Thursday, April 26, 2012

Zombies VS Robots



Ashley Wood and Chris Ryall's "Zombies VS Robotss" is an interesting experiment in both art and narrative. With Wood's gritty and explosive art style dominating what thin narrative exists, it's quite easy to ignore the story and simply allow your eyes to lock themselves into autopilot for essentially the entire work.


In terms of technical arrangement, Wood doesn't merely break the rules of conventional comic book paneling, he burns them and tosses them into a ditch. Action spills across multiple, barely-implied  panel borders and pages, with lavishly-illustrated splash pages serving as pictorial exclamation points at the end of frenetic action sequences.


Other novel elements include ancillary 'definition' panels providing outside context for certain otherwise unexplained portions and characters in the story - a clear reversal of the "show, don't tell" maxim, something that comes across in the work as oddly refreshing.

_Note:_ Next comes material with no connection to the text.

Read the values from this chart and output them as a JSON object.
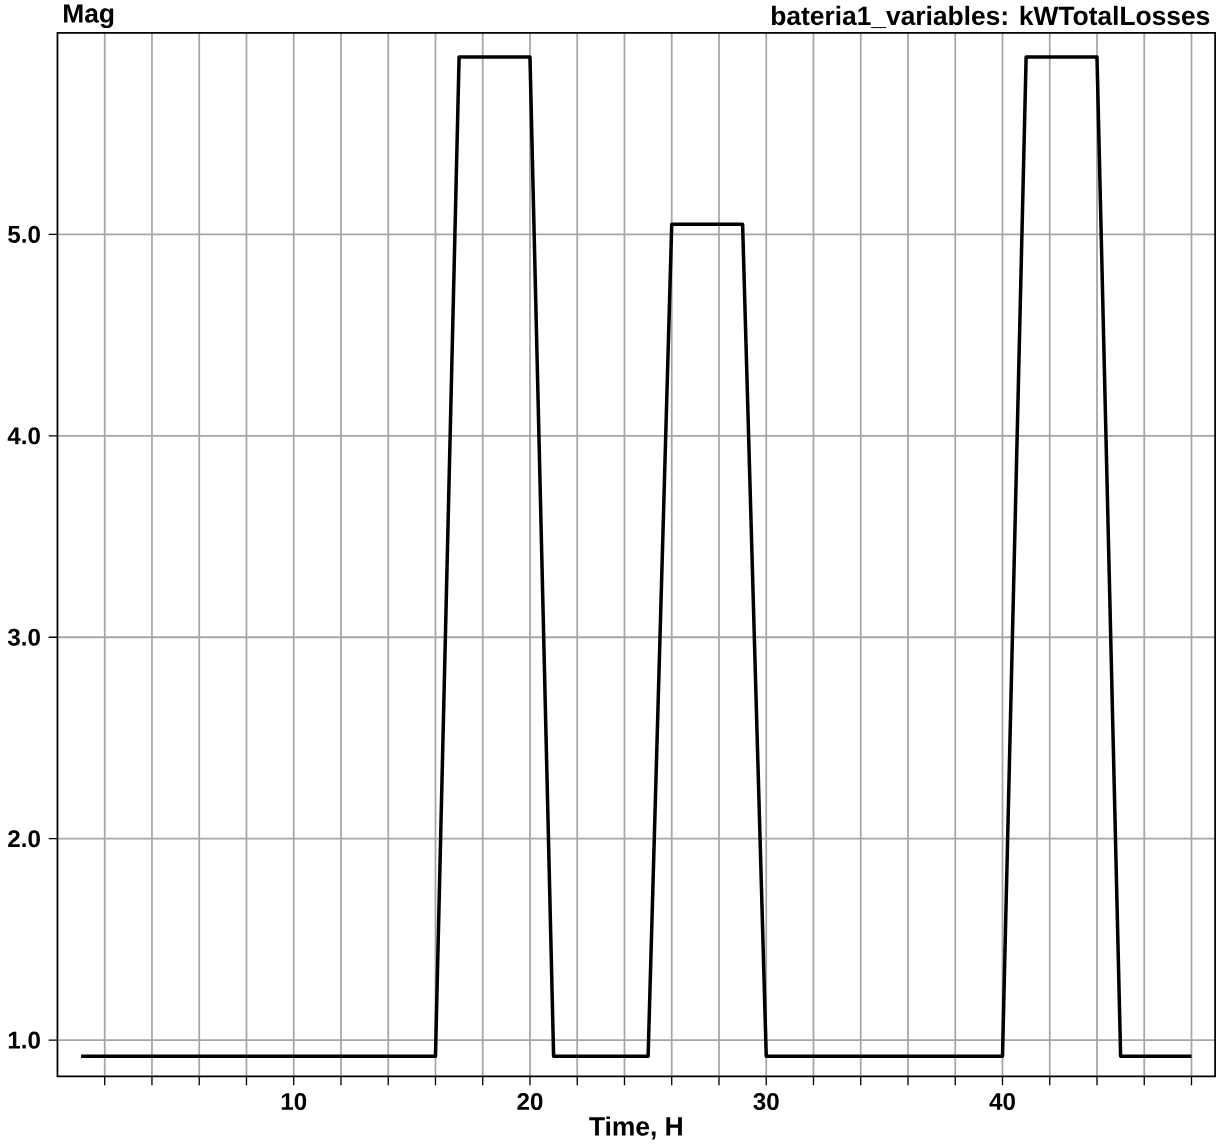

The bulk of the work consists of the titular robots and zombies shredding one another into a fine pink and gunmetal mist, joined later by a tribe of lesbian zipatoned amazons, culminating in an apocalyptic battle that guarantees the theoretical destruction of all zombies, granting the heroes an ultimately temporary respite.


A truly intriguing and unique work, something that I found early on when I was first becoming acquainted with Mr. Wood. It really set the tone for the sort of work I felt at the time that I eventually wanted to be doing about two years ago (though that turned out quite differently - oh well). I felt that I learned (and I feel that I continue to learn) quite a great deal from Wood's flair for effortlessly dancing between the realms of narrative and image, and combining them in a way that is truly astounding.